As Murray County Sheriff’s Office deputies escorted convicted child molester Diego Martin Pena of White, Ga. into Murray County Superior Court last week, a sense of anticipation hung in the air. Legal wags predicted a harsh punishment for the man who abused and impregnated a local child.
That’s what happened. Yet it could have been much worse, had Murray County Chief Superior Court Judge William T. Boyett not shown mercy.
Judge Boyett sentenced Pena to 25 years in prison without the possibility of parole followed by life on probation for aggravated child molestation, with concurrent 15-year sentences on the child molestation and statutory rape charges on which he was convicted in October.
Pena was eligible to be sentenced to life in prison on the aggravated child molestation charge plus up to 20 years on each of the child molestation and statutory rape charges.
The investigation and presentation of evidence - led by Murray County Sheriff Office Detective Brett Morrison and Murray County Assistant District Attorney Ben Kennemer - began in 2012 and detailed abuse that occurred as early as 2008 when the victim was just 11 years old.
"We are appreciative of Detective Morrison and the Murray County Sheriff's Office for following up on new leads even though it had been a closed case and the victim was no longer living in the State of Georgia,” said Conasauga Judicial Circuit District Attorney Bert Poston. “Without that extra effort, Mr. Pena would not have faced justice for his actions.”

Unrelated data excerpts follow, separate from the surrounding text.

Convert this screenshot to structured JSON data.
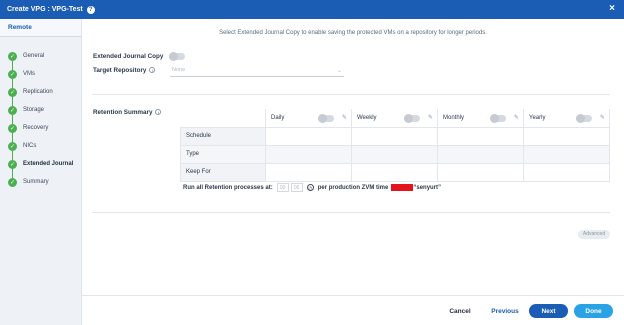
{
  "window": {
    "title": "Create VPG : VPG-Test",
    "help_glyph": "?",
    "close_glyph": "×"
  },
  "sidebar": {
    "section": "Remote",
    "steps": [
      {
        "label": "General"
      },
      {
        "label": "VMs"
      },
      {
        "label": "Replication"
      },
      {
        "label": "Storage"
      },
      {
        "label": "Recovery"
      },
      {
        "label": "NICs"
      },
      {
        "label": "Extended Journal"
      },
      {
        "label": "Summary"
      }
    ]
  },
  "main": {
    "hint": "Select Extended Journal Copy to enable saving the protected VMs on a repository for longer periods.",
    "extended_journal_copy_label": "Extended Journal Copy",
    "target_repository_label": "Target Repository",
    "target_repository_value": "None",
    "retention_summary_label": "Retention Summary",
    "columns": [
      "Daily",
      "Weekly",
      "Monthly",
      "Yearly"
    ],
    "rows": [
      "Schedule",
      "Type",
      "Keep For"
    ],
    "run_label": "Run all Retention processes at:",
    "run_hour": "00",
    "run_minute": "00",
    "run_suffix_pre": "per production ZVM time",
    "run_suffix_post": "“senyurt”",
    "advanced_label": "Advanced"
  },
  "footer": {
    "cancel": "Cancel",
    "previous": "Previous",
    "next": "Next",
    "done": "Done"
  },
  "colors": {
    "header": "#1b5cb5",
    "step_complete": "#4caf50",
    "next": "#1b5cb5",
    "done": "#29a3e6",
    "redaction": "#e3141b"
  },
  "icons": {
    "step": "check-icon",
    "info": "info-icon",
    "edit": "pencil-icon",
    "time": "clock-icon",
    "dropdown": "chevron-down-icon"
  }
}
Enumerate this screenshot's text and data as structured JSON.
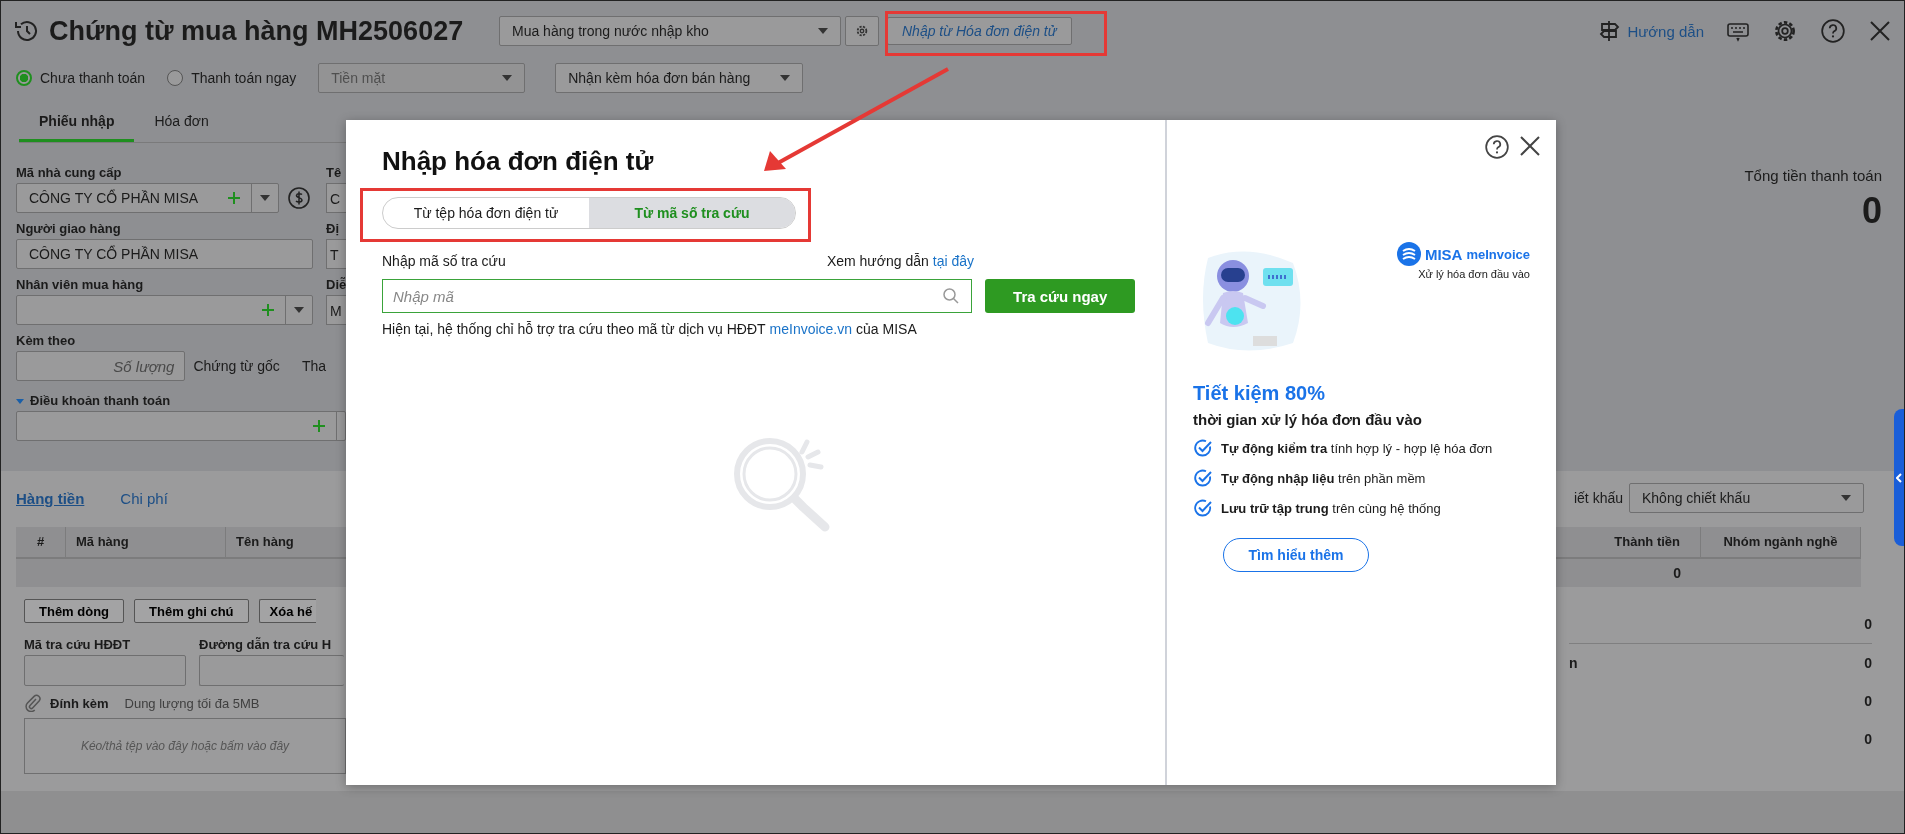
{
  "header": {
    "title": "Chứng từ mua hàng MH2506027",
    "document_type": "Mua hàng trong nước nhập kho",
    "import_link": "Nhập từ Hóa đơn điện tử",
    "guide": "Hướng dẫn"
  },
  "payment_options": [
    {
      "label": "Chưa thanh toán",
      "selected": true
    },
    {
      "label": "Thanh toán ngay",
      "selected": false
    }
  ],
  "payment_method": {
    "value": "Tiền mặt",
    "disabled": true
  },
  "invoice_option": "Nhận kèm hóa đơn bán hàng",
  "tabs": [
    {
      "label": "Phiếu nhập",
      "selected": true
    },
    {
      "label": "Hóa đơn",
      "selected": false
    }
  ],
  "form": {
    "supplier_label": "Mã nhà cung cấp",
    "supplier_value": "CÔNG TY CỔ PHẦN MISA",
    "deliverer_label": "Người giao hàng",
    "deliverer_value": "CÔNG TY CỔ PHẦN MISA",
    "buyer_label": "Nhân viên mua hàng",
    "attach_label": "Kèm theo",
    "quantity_placeholder": "Số lượng",
    "original_docs": "Chứng từ gốc",
    "cut_label": "Tha",
    "terms_label": "Điều khoản thanh toán"
  },
  "partial_column": [
    {
      "label": "Tê",
      "value": "C"
    },
    {
      "label": "Đị",
      "value": "T"
    },
    {
      "label": "Diễ",
      "value": "M"
    }
  ],
  "total": {
    "label": "Tổng tiền thanh toán",
    "value": "0"
  },
  "detail_tabs": [
    {
      "label": "Hàng tiền",
      "selected": true
    },
    {
      "label": "Chi phí",
      "selected": false
    }
  ],
  "discount": {
    "label": "iết khấu",
    "value": "Không chiết khấu"
  },
  "table": {
    "columns_left": [
      "#",
      "Mã hàng",
      "Tên hàng"
    ],
    "columns_right": [
      "Thành tiền",
      "Nhóm ngành nghề"
    ],
    "total": "0"
  },
  "actions": [
    "Thêm dòng",
    "Thêm ghi chú",
    "Xóa hế"
  ],
  "lookup_fields": [
    {
      "label": "Mã tra cứu HĐĐT"
    },
    {
      "label": "Đường dẫn tra cứu H"
    }
  ],
  "attachment": {
    "label": "Đính kèm",
    "hint": "Dung lượng tối đa 5MB",
    "dropzone": "Kéo/thả tệp vào đây hoặc bấm vào đây"
  },
  "summary": [
    {
      "value": "0"
    },
    {
      "label": "n",
      "value": "0"
    },
    {
      "value": "0"
    },
    {
      "value": "0"
    }
  ],
  "dialog": {
    "title": "Nhập hóa đơn điện tử",
    "modes": [
      {
        "label": "Từ tệp hóa đơn điện tử",
        "selected": false
      },
      {
        "label": "Từ mã số tra cứu",
        "selected": true
      }
    ],
    "code_label": "Nhập mã số tra cứu",
    "guide_text": "Xem hướng dẫn",
    "guide_link": "tại đây",
    "placeholder": "Nhập mã",
    "search_button": "Tra cứu ngay",
    "note": "Hiện tại, hệ thống chỉ hỗ trợ tra cứu theo mã từ dịch vụ HĐĐT",
    "note_link": "meInvoice.vn",
    "note_end": "của MISA",
    "promo": {
      "brand": "MISA",
      "product": "meInvoice",
      "tagline": "Xử lý hóa đơn đầu vào",
      "headline": "Tiết kiệm 80%",
      "subheadline": "thời gian xử lý hóa đơn đầu vào",
      "features": [
        "**Tự động kiểm tra** tính hợp lý - hợp lệ hóa đơn",
        "**Tự động nhập liệu** trên phần mềm",
        "**Lưu trữ tập trung** trên cùng hệ thống"
      ],
      "button": "Tìm hiểu thêm"
    }
  }
}
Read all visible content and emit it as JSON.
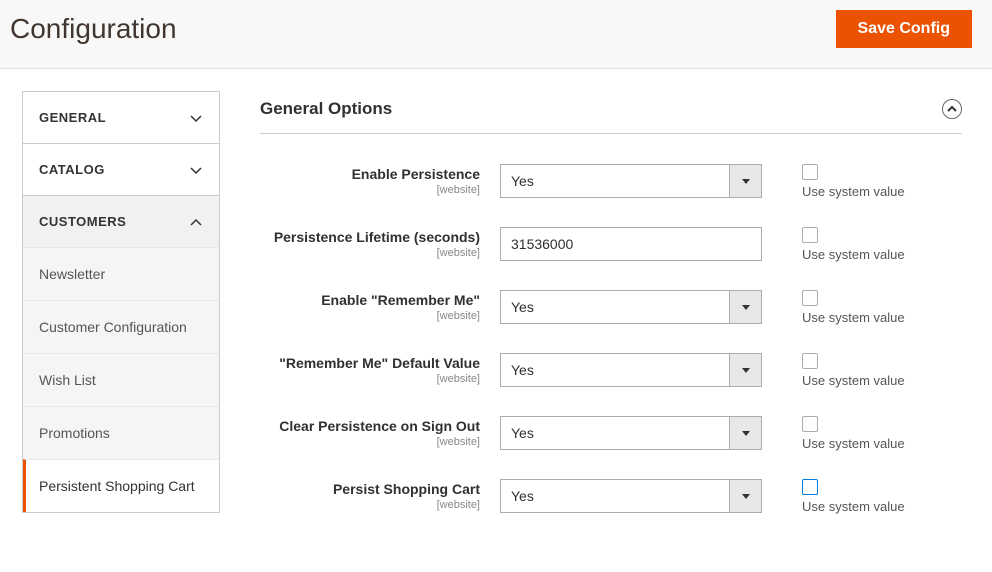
{
  "header": {
    "title": "Configuration",
    "save_button": "Save Config"
  },
  "sidebar": {
    "sections": [
      {
        "label": "GENERAL",
        "expanded": false
      },
      {
        "label": "CATALOG",
        "expanded": false
      },
      {
        "label": "CUSTOMERS",
        "expanded": true
      }
    ],
    "customers_items": [
      {
        "label": "Newsletter",
        "active": false
      },
      {
        "label": "Customer Configuration",
        "active": false
      },
      {
        "label": "Wish List",
        "active": false
      },
      {
        "label": "Promotions",
        "active": false
      },
      {
        "label": "Persistent Shopping Cart",
        "active": true
      }
    ]
  },
  "section": {
    "title": "General Options"
  },
  "scope_label": "[website]",
  "system_label": "Use system value",
  "fields": {
    "enable_persistence": {
      "label": "Enable Persistence",
      "value": "Yes"
    },
    "lifetime": {
      "label": "Persistence Lifetime (seconds)",
      "value": "31536000"
    },
    "remember_me": {
      "label": "Enable \"Remember Me\"",
      "value": "Yes"
    },
    "remember_default": {
      "label": "\"Remember Me\" Default Value",
      "value": "Yes"
    },
    "clear_signout": {
      "label": "Clear Persistence on Sign Out",
      "value": "Yes"
    },
    "persist_cart": {
      "label": "Persist Shopping Cart",
      "value": "Yes"
    }
  }
}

Murray County Sheriff’s Office Chief Deputy Jimmy Davenport also commended the efforts of Assistant D.A. Kennemer and Detective Morrison.
“It would have been very easy to let this case remain cold,” said Davenport. “Detective Morrison did more than was expected of him, and it shows the dedication of both the MCSO and the District Attorney’s Office Murray County in serving our citizens and pursuing justice to the very end.”
In 2012, reports from Murray County Schools officials prompted investigators to interview the victim, who was pregnant at the time. It was believed at the time that a classmate of similar age was the father.
According to Davenport, MCSO investigators were later contacted by the victim’s father and discovered that Pena was paying child support payments to the victim. Detective Morrison flew immediately to Oregon where the victim was then living and re-interviewed her, where she admitted that inappropriate contact had occurred.
Paternity testing in 2014 revealed that Pena was actually the father of the child, which prompted the MCSO to officially re-open its investigation. DNA was secured from Pena, the victim and the child which was submitted to the Georgia State Crime Lab in 2015. Testing proved that Pena was the father of a child born to the victim in 2012 or 2013 and an indictment was then sought.
The trial before a Murray County jury lasted several days and ended in late October. Pena was found guilty after hearing from a total of three witnesses for the state, including the victim and a DNA expert from the Georgia State Crime Lab.
During the trial, defense attorney Tom West was quoted in local news reports as saying that “if there was any sexual contact, it was while [Pena] was in a coma. “His mother-in-law testified she was sleeping on the sofa and looked down and seen the girl had climbed on top of Pena and was having sex with him,” West was quoted as saying. “She tried to wake him up and he could not be ... . It turned out that was nine months before the birth of the child.”
Following sentencing, Pena was remanded back into the custody of the Murray County Sheriff’s Department and will now be integrated into the Georgia state prison system.